I had a solenoid onboard and stout wire so I installed a small lighting solenoid right at the main starter solenoid to ensure that it received a good, healthy 12V starting command.  I try again and the engine roars into life.  Great, that was it, and off we go.

Heading off to Put-in-bay, all is going well and I'm looking forward to our few days together but as we steam along I'm noticing that the engine temperature is continuing to climb.  The engine typically runs pretty cool and so this is a concern.  Finally, I can go no more and I have to shut down the engine.  As the engine cools a thunder storm comes in and there we are on a lee shore in torrential downpour with no engine.  I anchored and waited things out.  Things were not going so good so I decided that once the weather settled down a bit I'd head back to shore and see what was going on.

Once the engine cooled I topped it up and went to start the engine again..no start.  What!!?  I thought I had fixed that!  It MUST be a dodgy commutator.  I hit the starter (more of a hit by this stage than a tap!) and sure enough, it kicks in.  Oh boy.  My spare was not a spare, it was a bad starter.  That is one of my pet hates.  Something that is posing to be a spare or a tool but is in fact broken.  More dangerous than not having it at all since you believe you have an asset though in fact you just have a red herring fooling you into thinking your covered....but I digress.  In fact, I digress from my digression.

So, finally I get to the point of this post.  Here we are in February and I have a duff starter that needs attention.  Today I opened up the starter to see what was afoot.

Starter set up to open

When I opened up the motor I saw quite a bit of moisture entrapped inside.  I don't rightly know if this was there from when it was on the boat or if it happened where I was storing the starter.  In any case, the commutator was quite grimy as were the brushes.
Commutator and brushes (taken after I had cleaned the commutator)

End cap and bearing with two holding bolts

To start cleaning out the motor I flushed it with electric motor degreaser.  I recommend this product as being something that you should carry onboard.  It's quite a bit stronger than the lighter contact cleaner (which you should also carry) and it will cut through a lot of the fine grime that resides around the commutator.
Cleaning tools:  Acid brushes and 600 and 400 grit wet and dry

Electric Motor Degreaser

To clean the commutator I first scrubbed the commutator clean with an acid brush which I had removed all but the last 1/4" stub of hairs.

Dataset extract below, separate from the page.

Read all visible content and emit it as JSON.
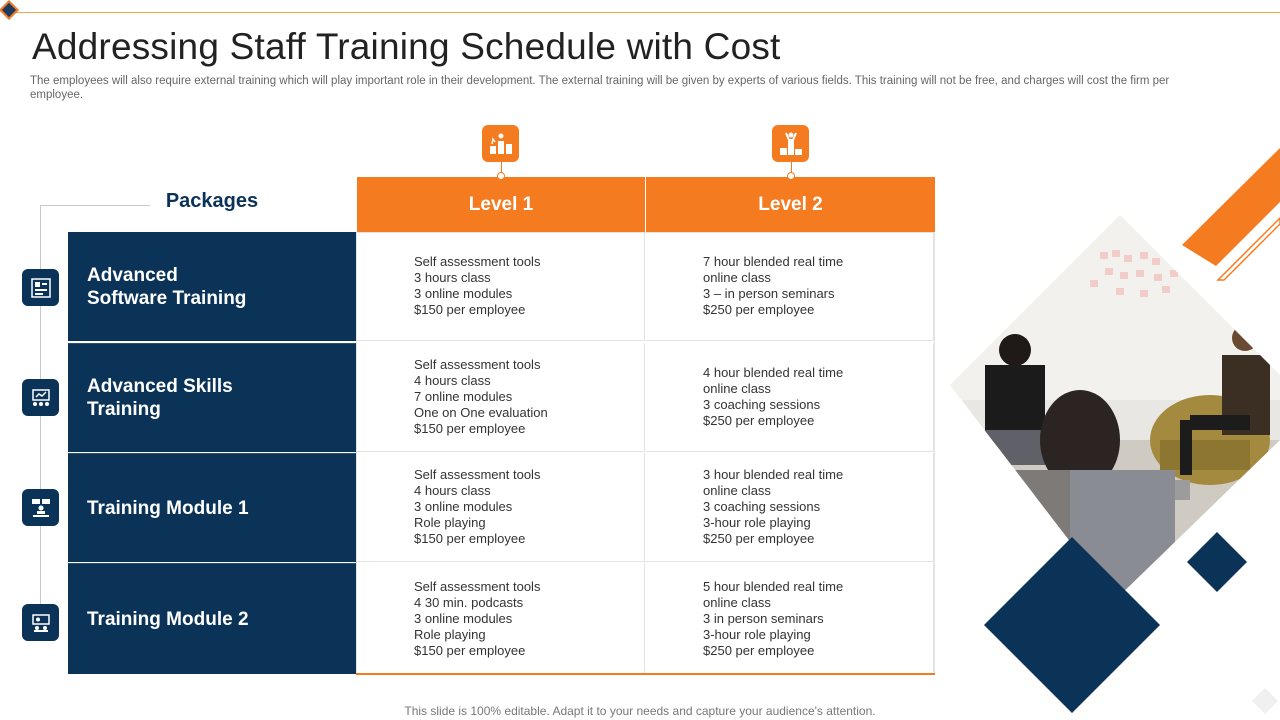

Once degreased, I first tried to make a cleaning tool by bending a folded piece of 600 grit wet and dry paper over an acid brush handle with the hairs removed.  This proved to be too fine and just gummed up.  So, I then tried with 400 grit and this seemed to clean the commutators nicely without being too aggressive.  I was tempted to remove the brushes but they looked like they would have been very tricky to reinstall and so, I just pushed them open with a spanner and cleaned them off with degreaser and 400 grit paper.

Once I worked my way all around the commutator it all seemed pretty clean and bright and so I cleaned the bearing and re-assembled the unit.


Finally, the proof of the pudding.  Using an emergency car power pack I tried the motor out and sure enough, it kicked into life every time.

Testing the starter.  Kicks in every time.


Would you go to sea with this starter?  I'm not convinced ... yet, but I think it might prove to be OK. What I'm going to do is install this starter and then buy a "new" reconditioned starter to keep as my spare.  This time, with a greater expectation that my spare may actually be operational.  If I run into trouble again, it's only a 10-15 minute job to change out.  Let's hope that that moment isn't when I've just stalled the engine and I'm drifting downwind onto a $2,000,000 Hatteras.  You can be sure that I'll be testing this plenty before heading out for the first time.